In 2009, just as the apocalypse befell the newspaper industry but while local news was still in relative abundance, many readers gave it an apathetic shrug. A Pew Research Center survey from that year found that an astonishing 42 percent said they would miss their paper “not much” or “not at all” if it vanished. They said this even though 74 percent conceded that civic life would suffer “a lot” or “some” if their local newspaper died. Their apathy ultimately expressed itself in financial terms. Weekday newspaper circulation has dropped from about 55.8 million households to about 28.6 million in the past two decades. More than 2,000 newspapers have vanished since 2004 (most of them weeklies), creating what some call “news deserts.” And revenues have just about halved in the past decade, as has newsroom size, making it harder to report local news. Readers keep shrugging, too. A more recent Pew survey (2018) found that only 14 percent of respondents had paid for local news in the previous year.


The decline of local news
 has paralleled the decline of the newspaper audience. In 1940, when the population was less than half of today’s, American newspaper circulation was greater. Newspapers lost audience not just to the Internet but to cable, TV and radio, as well as to the non-news functions found on smartphones. The advertising dollars that once helped to support local news fled for the Web, where ads could be better paired to content—sometimes at a lower cost—to sell an advertiser’s wares. As Google economist Hal Varian put it in 2013, pure news had “very high social value to interested readers” but “low commercial value due to the difficulty of showing contextual relevant ads.”

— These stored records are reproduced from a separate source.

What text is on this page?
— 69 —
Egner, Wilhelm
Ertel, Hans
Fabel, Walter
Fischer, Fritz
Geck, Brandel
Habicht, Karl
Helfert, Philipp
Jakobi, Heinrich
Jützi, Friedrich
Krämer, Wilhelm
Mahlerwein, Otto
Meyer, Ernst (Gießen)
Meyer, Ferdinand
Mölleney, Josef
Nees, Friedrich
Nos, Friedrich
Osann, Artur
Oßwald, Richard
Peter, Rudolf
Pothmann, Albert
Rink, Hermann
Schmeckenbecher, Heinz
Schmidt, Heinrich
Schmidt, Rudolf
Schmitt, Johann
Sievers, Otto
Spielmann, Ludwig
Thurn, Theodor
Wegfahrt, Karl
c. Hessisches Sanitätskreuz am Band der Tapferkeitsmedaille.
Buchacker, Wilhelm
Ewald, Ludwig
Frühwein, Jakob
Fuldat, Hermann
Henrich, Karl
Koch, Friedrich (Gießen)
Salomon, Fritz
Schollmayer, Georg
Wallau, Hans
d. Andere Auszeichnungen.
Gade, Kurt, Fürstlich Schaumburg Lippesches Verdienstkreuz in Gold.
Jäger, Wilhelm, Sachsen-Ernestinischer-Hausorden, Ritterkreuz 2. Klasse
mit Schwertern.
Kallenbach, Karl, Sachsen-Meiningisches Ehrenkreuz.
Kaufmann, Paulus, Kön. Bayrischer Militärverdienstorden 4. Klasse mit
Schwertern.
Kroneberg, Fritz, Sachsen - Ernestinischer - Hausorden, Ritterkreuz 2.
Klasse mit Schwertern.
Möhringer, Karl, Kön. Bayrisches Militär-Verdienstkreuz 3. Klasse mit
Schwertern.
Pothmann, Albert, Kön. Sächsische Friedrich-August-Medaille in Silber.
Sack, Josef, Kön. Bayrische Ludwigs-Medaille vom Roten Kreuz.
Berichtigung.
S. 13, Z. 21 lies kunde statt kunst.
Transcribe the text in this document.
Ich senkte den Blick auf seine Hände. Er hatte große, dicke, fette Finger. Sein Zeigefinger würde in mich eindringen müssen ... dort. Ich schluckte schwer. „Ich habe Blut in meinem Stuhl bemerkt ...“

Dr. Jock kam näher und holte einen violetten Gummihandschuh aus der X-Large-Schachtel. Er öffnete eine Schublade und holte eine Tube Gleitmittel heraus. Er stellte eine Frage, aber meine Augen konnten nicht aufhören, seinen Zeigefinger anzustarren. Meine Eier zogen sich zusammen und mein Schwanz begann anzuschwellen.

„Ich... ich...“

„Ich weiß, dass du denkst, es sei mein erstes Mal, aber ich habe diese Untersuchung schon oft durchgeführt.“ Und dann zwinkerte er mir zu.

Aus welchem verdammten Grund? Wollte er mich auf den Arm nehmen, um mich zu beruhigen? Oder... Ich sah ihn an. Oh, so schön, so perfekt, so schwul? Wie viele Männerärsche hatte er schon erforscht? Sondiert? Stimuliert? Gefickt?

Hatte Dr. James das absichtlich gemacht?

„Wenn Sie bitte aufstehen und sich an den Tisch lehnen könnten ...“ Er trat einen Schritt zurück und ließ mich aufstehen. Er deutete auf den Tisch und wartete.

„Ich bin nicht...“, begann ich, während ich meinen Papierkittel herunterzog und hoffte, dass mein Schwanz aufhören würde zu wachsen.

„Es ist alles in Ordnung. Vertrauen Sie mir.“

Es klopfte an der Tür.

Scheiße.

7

There’s evidence that low-cost, quality national news online from the New York Times, the Washington Post, CNN, NBC and other outlets has siphoned off readers who might otherwise partake of local news. Newspapers also appear to have priced themselves out of the reach of many readers, jacking up the cost of subscriptions to cover the dive in advertising revenue. In 1980, for example, the Washington Post charged $92 a year for weekday and Sunday home delivery ($315 in today’s money). Today, the Post charges $1,160 annually for a lesser product. The Post isn’t alone, of course. Iris Chyi of the University of Texas notes that many regional newspapers have passed the $1,000 a year mark for subscriptions. That’s a lot of money in most family budgets—more than annual subscriptions to Netflix, Hulu, Amazon Prime, Disney+ and HBO Max all together would cost you.